Mais le Magnificat porte en lui des vérités spirituelles de la plus haute importance.
Déployant la force de son bras, il disperse les superbes.
Il renverse les puissants de leurs trônes, il élève les humbles.
Dès qu’un dictateur tombe, pleine de reconnaissance envers Dieu, je récite ces versets.
Il comble de biens les affamés, renvoie les riches les mains vides.
Le monde a beau fonctionner à l’envers de ce passage, c’est bien là le projet de Dieu. Les yeux de Dieu sont bien davantage tournés vers la corne de l’Afrique que vers les golden boys. A nous de nous ajuster à la Volonté de Dieu, et de corriger le mieux possible les scandales du monde. « Donnez-leur vous-même à manger », disait Jésus à ses disciples au jour de la multiplication des pains (Matthieu 14, 16)

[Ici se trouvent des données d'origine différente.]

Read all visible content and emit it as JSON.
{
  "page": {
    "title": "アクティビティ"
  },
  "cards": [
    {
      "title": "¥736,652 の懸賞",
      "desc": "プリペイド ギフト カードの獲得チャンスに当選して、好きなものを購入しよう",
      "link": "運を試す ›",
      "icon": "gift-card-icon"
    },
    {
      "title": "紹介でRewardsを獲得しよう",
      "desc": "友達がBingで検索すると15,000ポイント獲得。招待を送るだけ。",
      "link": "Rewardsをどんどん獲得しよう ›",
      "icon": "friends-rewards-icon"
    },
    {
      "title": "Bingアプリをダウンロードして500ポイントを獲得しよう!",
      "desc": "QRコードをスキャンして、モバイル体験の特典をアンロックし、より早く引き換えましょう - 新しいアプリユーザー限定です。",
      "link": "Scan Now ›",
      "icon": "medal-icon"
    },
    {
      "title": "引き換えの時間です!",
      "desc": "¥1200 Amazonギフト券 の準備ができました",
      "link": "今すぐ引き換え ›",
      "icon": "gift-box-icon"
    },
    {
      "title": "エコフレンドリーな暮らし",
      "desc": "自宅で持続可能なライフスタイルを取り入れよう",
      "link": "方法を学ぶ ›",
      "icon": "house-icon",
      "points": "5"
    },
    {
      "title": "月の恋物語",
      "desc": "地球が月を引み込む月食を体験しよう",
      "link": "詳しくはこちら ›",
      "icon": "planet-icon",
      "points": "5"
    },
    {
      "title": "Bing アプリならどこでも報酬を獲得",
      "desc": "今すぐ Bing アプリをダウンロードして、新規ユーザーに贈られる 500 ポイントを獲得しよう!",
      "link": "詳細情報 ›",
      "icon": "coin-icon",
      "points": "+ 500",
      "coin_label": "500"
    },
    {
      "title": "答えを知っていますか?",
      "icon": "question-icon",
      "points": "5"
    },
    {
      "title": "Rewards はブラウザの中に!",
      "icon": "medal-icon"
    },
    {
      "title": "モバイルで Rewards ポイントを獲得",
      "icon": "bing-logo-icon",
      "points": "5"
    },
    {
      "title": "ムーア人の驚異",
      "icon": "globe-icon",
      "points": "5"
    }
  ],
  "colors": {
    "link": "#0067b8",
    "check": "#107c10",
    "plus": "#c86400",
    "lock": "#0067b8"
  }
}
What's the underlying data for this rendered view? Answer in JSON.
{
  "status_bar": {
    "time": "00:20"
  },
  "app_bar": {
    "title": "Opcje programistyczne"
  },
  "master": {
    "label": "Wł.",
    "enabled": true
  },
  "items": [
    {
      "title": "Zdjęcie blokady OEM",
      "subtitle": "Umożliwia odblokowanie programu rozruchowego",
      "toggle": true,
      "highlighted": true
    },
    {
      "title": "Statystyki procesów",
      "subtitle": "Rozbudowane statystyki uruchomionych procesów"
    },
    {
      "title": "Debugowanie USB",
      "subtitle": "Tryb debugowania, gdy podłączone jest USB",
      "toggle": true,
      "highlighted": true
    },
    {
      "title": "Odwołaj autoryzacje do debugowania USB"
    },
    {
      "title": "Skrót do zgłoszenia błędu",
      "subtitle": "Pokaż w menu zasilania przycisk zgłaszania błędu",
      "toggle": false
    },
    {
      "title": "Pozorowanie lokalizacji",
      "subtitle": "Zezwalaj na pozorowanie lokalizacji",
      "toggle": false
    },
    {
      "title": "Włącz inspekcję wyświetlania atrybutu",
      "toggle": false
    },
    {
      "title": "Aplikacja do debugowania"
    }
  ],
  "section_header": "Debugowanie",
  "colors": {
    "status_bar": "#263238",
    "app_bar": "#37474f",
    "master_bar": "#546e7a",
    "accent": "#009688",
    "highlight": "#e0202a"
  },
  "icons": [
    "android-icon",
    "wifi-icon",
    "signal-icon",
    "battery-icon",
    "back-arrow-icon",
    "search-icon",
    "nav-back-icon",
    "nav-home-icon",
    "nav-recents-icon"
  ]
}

Il relève Israël son serviteur, il se souvient de son amour, de la promesse faite à nos pères, en faveur d’Abraham et de sa race à jamais.
Ce verset-là, je lui laisse une place toute particulière dans mon coeur. Quand j’ai retrouvé la foi, plus je m’approchais du Christ, plus je m’intéressais à ses racines juives. J’ai eu la chance d’avoir un curé de paroisse très féru de judaïsme, qui y faisait des références fréquentes dans ses homélies, nous enseignait à ce niveau-là pendant des soirées bibliques. C’était passionnant. J’ai lu aussi ce que je trouvais sur le sujet. Le judaïsme ne m’a jamais éloignée de ma foi catholique, bien au contraire : elle prenait pleinement sens dans ses racines profondes. Et ce n’est pas pour rien que j’ai une grande vénération pour Edith Stein et que j’aimais particulièrement le cardinal Jean-Marie Lustiger. En eux, ils réalisaient la synthèse parfaite de la révélation comprise dans sa logique véritablement divine.
Je suis sûre en mon coeur que Dieu n’a pas dit « son dernier mot » au Peuple élu depuis les origines.
Il relève Israël son serviteur, il se souvient de son amour, de la promesse faite à nos pères, en faveur d’Abraham et de sa race à jamais.
La faveur faite à Abraham ne passera jamais. Dieu a encore une consolation à apporter au Peuple élu après l’horreur de la Shoah. J’en suis intimement convaincue. J’ai passé la moitié de ma vie à me dépouiller des poncifs qu’on m’avait inculqués sur le judaïsme. Pour finir par m’ouvrir à la merveille de la judéité du Christ et de Marie.
Alors on pourra toujours me reprocher de grincer des dents quand une certaine vénération pour Marie frôle l’idolâtrie. Quand on en fait une créature surnaturelle qui n’a plus rien à voir avec son identité de fille d’Israël.
J’assume ma différence, et je prie Marie, je pense, telle qu’elle est. Avec son merveilleux Magnificat.